Il carattere proprio di questo mondo manzoniano è l'esaltazione lirica, ciò che gli antichi cristiani chiamavano «estasi» e i moderni dicono «intimità», - cioè lo stare nel corpo eppure vivere fuori di esso, il sentire in sé l'anticipazione del mondo futuro, il contemplare non quello che è intorno a noi, ma quello che noi desideriamo. Così si ha da una parte l’«eroico», dall'altra il «lirico», in questo mondo poetico.
Finché Manzoni ha innanzi la storia divina, finché il suo eroe è Gesù Cristo, la sua eroina Maria, la cosa va. È una storia divina, in cui è rappresentato quel mondo divino. Ma il grande problema di Manzoni è realizzare quell'ideale nella storia umana.
Quando vuol rendere dramma o romanzo il suo mondo epico-lirico, gli si presenta un altro mondo diverso, il «vero storico», come egli lo chiama. Che farà Manzoni per realizzarlo artisticamente? Entreremo nel positivo e vi mescoleremo l'ideale?

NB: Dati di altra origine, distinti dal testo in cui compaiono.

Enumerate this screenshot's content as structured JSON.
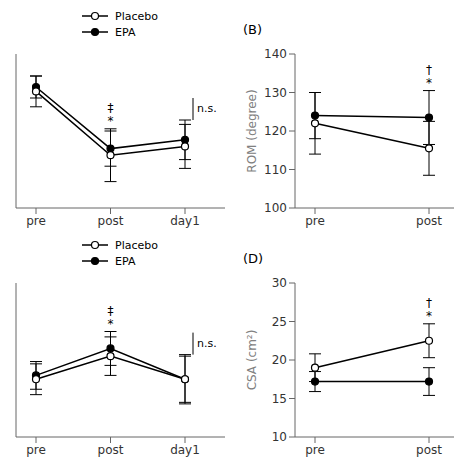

Questo per lui sarebbe un violare e profanare il positivo, e rimprovera appunto ad Alfieri l'aver gettato principii politici, filosofici, sociali nella storia, il non aver rispettato il reale, essersene servito come semplice materiale in cui ha gettato la sua fantasia.
Grande difficoltà nasce qui nella poetica di Manzoni. Egli ha grande rispetto pel positivo, ed ha nell'anima il mondo ideale, morale e religioso. Come mai questo ideale potrà essere realizzato? Come può farsi senza adulterare la verità positiva?
Manzoni comincia dal determinare che il mondo positivo caccia da sé l'ideale, non appartiene all'arte, ma alla storia.